Abstract

Purpose: The morphologic spectrum of aortic coarctation extends from discrete isthmic obstruction to tubular hypoplasia of the entire aortic arch. Neonates with coarctation frequently present with congestive heart failure and critically reduced perfusion of the descending aorta following ductal closure. During the recent years we observed several infants with coarctation who presented beyond the neonatal period with dilated cardiomyopathy (DCM). We reviewed our patients with coarctation to determine whether this presentation represents an exception or is relevant for the differential diagnosis of children with DCM. Materials and Methods: From 1/2001 to 12/2013 74 babies with isolated coarctation were diagnosed in our institution. 50 patients presented in the neonatal period and 24 patients beyond the first month. Results: 5/74 infants presented after the neonatal period with poorly contractile, dilated left ventricles.

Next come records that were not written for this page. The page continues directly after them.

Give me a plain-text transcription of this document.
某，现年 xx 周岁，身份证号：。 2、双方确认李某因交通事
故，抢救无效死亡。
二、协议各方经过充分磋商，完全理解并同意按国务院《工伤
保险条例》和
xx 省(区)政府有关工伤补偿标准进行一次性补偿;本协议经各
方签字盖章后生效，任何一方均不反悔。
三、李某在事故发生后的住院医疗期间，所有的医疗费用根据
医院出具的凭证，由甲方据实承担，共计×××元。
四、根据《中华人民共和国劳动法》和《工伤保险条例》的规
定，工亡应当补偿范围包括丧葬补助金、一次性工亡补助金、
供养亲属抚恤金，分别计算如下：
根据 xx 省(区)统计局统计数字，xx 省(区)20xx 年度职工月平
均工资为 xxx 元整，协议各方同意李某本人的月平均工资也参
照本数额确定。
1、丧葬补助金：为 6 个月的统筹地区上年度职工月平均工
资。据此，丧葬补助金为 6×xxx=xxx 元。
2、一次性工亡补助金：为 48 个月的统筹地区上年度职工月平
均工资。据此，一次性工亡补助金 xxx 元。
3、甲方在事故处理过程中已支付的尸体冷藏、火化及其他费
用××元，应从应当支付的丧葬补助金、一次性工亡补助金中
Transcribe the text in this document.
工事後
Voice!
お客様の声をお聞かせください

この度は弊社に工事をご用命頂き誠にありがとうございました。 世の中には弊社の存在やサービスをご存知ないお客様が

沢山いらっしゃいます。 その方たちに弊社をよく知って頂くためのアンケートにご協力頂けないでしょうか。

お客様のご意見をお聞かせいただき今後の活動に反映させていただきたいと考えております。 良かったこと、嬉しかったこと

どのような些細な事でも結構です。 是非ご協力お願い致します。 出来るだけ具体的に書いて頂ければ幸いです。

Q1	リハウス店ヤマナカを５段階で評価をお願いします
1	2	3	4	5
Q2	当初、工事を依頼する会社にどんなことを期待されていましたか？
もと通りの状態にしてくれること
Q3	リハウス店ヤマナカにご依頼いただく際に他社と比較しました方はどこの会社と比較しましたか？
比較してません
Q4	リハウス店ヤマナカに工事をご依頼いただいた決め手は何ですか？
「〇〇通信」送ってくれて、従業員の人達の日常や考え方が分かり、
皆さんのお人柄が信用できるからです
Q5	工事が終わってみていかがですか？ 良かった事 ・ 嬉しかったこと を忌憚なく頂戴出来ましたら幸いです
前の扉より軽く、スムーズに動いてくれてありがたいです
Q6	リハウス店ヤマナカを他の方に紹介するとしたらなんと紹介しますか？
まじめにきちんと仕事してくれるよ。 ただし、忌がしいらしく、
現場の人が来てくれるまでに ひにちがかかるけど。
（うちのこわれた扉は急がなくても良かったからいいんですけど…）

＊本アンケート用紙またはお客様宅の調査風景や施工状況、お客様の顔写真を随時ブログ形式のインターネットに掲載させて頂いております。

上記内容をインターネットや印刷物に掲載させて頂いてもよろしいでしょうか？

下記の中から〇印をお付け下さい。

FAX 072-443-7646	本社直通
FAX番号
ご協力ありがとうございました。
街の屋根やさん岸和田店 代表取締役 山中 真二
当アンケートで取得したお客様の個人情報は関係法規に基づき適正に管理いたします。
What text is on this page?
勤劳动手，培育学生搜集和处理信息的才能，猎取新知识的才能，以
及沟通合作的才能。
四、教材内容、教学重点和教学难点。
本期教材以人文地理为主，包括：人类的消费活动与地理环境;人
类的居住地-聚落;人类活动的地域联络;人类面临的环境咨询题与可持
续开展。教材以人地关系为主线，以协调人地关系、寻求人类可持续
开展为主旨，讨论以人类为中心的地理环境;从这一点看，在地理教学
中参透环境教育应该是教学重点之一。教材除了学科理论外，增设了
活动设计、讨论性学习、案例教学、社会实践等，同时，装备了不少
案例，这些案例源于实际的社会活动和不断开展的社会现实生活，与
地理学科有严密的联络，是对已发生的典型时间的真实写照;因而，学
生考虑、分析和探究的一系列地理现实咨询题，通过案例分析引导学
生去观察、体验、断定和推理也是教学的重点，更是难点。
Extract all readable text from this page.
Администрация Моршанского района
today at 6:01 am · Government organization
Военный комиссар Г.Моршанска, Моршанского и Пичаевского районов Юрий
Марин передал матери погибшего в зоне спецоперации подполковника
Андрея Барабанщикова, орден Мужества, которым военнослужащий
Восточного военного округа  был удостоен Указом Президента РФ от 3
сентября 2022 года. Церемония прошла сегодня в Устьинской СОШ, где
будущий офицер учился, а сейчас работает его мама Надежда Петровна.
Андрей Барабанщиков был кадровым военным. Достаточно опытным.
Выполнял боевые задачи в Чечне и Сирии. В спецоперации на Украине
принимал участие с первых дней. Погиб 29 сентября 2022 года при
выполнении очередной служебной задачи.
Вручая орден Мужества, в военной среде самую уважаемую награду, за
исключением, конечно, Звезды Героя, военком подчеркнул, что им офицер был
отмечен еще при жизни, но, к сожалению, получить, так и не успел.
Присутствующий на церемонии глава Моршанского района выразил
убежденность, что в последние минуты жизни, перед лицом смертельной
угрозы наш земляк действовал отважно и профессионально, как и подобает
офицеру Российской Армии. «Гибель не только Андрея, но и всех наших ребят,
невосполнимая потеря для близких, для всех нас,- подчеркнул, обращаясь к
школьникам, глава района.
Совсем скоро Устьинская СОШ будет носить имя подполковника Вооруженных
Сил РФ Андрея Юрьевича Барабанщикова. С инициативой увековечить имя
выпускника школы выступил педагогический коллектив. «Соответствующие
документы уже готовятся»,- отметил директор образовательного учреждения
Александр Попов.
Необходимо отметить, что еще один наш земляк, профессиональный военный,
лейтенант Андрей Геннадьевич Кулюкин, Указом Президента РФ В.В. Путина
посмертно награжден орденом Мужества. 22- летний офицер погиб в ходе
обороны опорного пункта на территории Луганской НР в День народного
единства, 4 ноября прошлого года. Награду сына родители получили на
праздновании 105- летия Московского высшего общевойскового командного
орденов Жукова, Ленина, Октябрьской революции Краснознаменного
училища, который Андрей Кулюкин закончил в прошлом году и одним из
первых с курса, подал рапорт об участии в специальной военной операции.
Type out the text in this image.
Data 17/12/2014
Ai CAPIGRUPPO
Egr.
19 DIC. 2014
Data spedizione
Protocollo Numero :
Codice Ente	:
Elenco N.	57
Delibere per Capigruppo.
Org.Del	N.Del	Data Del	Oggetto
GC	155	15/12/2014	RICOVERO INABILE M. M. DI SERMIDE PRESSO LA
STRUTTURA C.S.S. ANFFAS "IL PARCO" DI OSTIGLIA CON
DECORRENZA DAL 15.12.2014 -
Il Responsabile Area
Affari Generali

Echocardiographic detection of the coarctation was facilitated by application of the ductal view and by Doppler interrogation of the celiac artery revealing a significantly diminished systolic flow velocity. All patients underwent resection of the coarctation and end-to-end anastomosis ofthe aorta. Postoperative normalization of left ventricular function was observed within a median interval of 2 months. Conclusion: Coarctation of the aorta presenting as DCM accounted for 21 % of our infants with coarctation who presented beyond the neonatal period and 7 % of those in the first year of life. The stenosis was difficult to detect because of its distal location and normal configuration of the aortic arch. Isthmic coarctation should be included in the differential diagnosis of infants with DCM and requires careful examination of the isthmic region in these children.